Monday 19 November 2012

14. Citizen Kane (1941) is widely regarded as "one of the best films ever made". Analyze some of the factors which may be responsible for this and the extent to which contemporary viewers might agree.

Citizen Kane is a 1941 American drama film, directed by and starring Orson Welles. It was Welles's first feature film.  The fresh, sophisticated, and classic masterpiece of the movie is probably regarded as the world's most famous and highly-rated film, with its many remarkable scenes and performances, cinematic and narrative techniques and experimental innovations (in photography, editing, and sound) has become few factors that contribute to its being famous.

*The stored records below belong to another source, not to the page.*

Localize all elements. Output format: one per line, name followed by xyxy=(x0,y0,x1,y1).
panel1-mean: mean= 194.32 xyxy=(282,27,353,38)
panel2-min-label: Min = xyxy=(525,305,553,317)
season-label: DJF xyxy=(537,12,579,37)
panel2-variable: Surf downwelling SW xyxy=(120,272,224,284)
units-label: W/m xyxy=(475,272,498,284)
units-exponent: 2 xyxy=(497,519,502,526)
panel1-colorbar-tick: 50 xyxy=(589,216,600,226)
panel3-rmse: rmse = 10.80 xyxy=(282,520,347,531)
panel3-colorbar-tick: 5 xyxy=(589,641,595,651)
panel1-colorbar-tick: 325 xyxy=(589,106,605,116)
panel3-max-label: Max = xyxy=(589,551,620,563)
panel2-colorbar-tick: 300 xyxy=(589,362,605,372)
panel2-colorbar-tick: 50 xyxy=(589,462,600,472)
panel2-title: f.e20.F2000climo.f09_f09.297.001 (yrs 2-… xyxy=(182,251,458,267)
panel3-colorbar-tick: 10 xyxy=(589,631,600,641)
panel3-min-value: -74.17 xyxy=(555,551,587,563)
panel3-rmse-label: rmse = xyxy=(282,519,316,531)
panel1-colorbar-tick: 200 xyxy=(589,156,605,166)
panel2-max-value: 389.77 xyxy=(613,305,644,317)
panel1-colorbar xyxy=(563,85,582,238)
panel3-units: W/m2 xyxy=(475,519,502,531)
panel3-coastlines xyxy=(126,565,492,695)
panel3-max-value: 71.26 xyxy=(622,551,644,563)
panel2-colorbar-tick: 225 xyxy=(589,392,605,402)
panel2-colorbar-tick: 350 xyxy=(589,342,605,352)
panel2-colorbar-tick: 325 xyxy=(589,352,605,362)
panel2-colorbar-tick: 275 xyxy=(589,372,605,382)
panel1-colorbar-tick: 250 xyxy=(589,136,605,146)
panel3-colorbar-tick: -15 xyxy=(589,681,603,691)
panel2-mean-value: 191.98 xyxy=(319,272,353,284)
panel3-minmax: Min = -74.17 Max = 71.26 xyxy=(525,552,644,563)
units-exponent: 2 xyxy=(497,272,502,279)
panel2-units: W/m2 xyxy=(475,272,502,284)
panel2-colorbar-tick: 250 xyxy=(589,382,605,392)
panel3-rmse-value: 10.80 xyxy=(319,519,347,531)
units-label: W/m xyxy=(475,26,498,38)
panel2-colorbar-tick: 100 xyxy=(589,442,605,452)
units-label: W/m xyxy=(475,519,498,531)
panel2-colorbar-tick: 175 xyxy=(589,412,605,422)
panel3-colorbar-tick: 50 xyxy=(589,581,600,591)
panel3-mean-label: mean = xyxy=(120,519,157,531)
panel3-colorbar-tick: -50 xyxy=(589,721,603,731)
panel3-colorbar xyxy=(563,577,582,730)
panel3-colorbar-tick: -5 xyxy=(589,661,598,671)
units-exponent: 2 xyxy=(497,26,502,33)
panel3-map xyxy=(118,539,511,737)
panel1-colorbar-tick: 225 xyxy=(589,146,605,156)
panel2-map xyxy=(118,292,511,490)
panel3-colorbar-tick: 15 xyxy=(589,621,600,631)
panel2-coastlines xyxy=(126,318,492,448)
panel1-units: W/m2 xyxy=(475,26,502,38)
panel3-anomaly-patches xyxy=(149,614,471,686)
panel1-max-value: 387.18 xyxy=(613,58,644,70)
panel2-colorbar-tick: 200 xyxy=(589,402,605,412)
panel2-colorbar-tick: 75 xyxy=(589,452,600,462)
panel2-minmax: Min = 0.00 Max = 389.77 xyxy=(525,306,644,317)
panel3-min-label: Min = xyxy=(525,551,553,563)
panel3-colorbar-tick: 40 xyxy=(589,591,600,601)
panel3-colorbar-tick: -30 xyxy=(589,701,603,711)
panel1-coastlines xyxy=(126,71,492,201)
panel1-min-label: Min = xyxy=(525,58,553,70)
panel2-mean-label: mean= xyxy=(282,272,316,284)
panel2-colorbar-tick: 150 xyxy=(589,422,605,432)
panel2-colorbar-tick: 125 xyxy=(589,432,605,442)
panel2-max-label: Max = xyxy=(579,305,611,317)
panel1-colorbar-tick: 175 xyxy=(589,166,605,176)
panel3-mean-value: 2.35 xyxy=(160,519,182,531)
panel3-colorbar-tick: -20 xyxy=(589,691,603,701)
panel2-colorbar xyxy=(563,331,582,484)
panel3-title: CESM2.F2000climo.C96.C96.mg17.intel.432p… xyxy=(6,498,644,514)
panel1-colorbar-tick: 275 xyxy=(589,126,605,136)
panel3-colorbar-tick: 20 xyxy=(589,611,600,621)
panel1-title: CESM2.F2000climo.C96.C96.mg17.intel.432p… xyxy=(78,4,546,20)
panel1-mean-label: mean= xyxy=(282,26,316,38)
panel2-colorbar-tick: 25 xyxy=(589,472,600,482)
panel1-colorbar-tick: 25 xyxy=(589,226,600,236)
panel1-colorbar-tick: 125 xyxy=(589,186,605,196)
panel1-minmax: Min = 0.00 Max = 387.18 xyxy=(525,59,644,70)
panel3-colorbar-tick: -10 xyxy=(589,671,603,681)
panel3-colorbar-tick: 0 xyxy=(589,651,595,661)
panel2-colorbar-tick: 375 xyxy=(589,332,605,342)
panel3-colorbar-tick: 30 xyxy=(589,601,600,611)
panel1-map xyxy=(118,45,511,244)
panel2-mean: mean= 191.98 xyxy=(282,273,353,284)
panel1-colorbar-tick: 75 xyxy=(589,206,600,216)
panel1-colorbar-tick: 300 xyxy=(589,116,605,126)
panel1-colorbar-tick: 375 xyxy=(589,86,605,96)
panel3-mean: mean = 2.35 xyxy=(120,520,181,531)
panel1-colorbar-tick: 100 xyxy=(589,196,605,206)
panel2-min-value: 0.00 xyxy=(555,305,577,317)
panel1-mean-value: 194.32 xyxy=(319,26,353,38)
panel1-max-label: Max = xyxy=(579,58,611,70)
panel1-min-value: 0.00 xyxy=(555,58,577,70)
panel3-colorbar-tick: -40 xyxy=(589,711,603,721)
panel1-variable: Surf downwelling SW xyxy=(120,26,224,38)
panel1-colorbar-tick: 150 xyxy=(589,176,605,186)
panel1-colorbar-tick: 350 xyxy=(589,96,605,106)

Most importantly, the innovative in the development of cinematic technique portrayed in the film where it uses film as an art form to energetically communicate and display a non-static view of life. Its components brought together the following factors:
  • use of a subjective camera
  • unconventional lighting, including chiaroscuro, backlighting and high-contrast lighting, prefiguring the darkness and low-key lighting of future film noirs
  • inventive use of shadows and strange camera angles similar in the tradition of German Expressionists
  • deep-focus shots with incredible depth-of field and focus from extreme foreground to extreme background (also found in Toland's earlier work in Dead End (1937), John Ford's The Long Voyage Home (1940), and Hitchcock's Rebecca (1940)) that emphasize mise-en-scene; also in-camera matte shots
  • low-angled shots revealing ceilings in sets (a technique possibly borrowed from John Ford's Stagecoach (1939) which Welles screened numerous times)
  • sparse use of revealing facial close-ups
  • elaborate camera movements
  • over-lapping, talk-over dialogue (exhibited earlier in Howard Hawks' His Girl Friday (1940)) and layered sound
  • the sound technique termed "lightning-mix" in which a complex montage sequence is linked by related sounds
  • a cast of characters that ages throughout the film
  • flashbacks, flashforwards and non-linear story-telling (used in earlier films, including another rags-to-riches tale starring Spencer Tracy titled The Power and the Glory (1933) with a screenplay by Preston Sturges, and RKO's A Man to Remember (1938) from director Garson Kanin and screenwriter Dalton Trumbo)
  • the frequent use of transitionary dissolves or curtain wipes, as in the scene in which the camera ascended in the opera house into the rafters to show the workmen's disapproval of Mrs. Kane's operatic performance; also the famous 'breakfast' montage scene illustrating the disintegration of Kane's marriage in a brief time 
  • long, uninterrupted shots or lengthy takes of sequences

Furthermore, the he cinematic style of Citizen Kane use of extreme deep-focus photography and it was considered a groundbreaking and innovative as the film’s narrative technique. At the time, the prevailing Hollywood style was characterized by diffuse lighting and shots with a very shallow depth of field.  It was Welles’ cinematographer, Gregg Toland, who pioneered this use of deep-focus.

Welles’ discards the usual cinematic approach of shot/reverse-shot during this scene, instead using a mobile camera with deep focus that keeps us continually aware of everyone. This technique, couples with Welles’ use of long takes, permits that “our eyes have the same freedom to wander around the screen image as we have in the theater. We can focus on the actor who is speaking or instead watch the actor who is listening.

Additionally, Welles’ ever-changing camera angles, and his constant use of hard light and strong shadows, have a strong effect on our emotional approach to characters and scenes. According to film critic Andre Bazin, this stretching of the image in depth, along with its pronounced camera angles, “produces throughout the film an impression of tension and conflict, as if the image might be torn apart.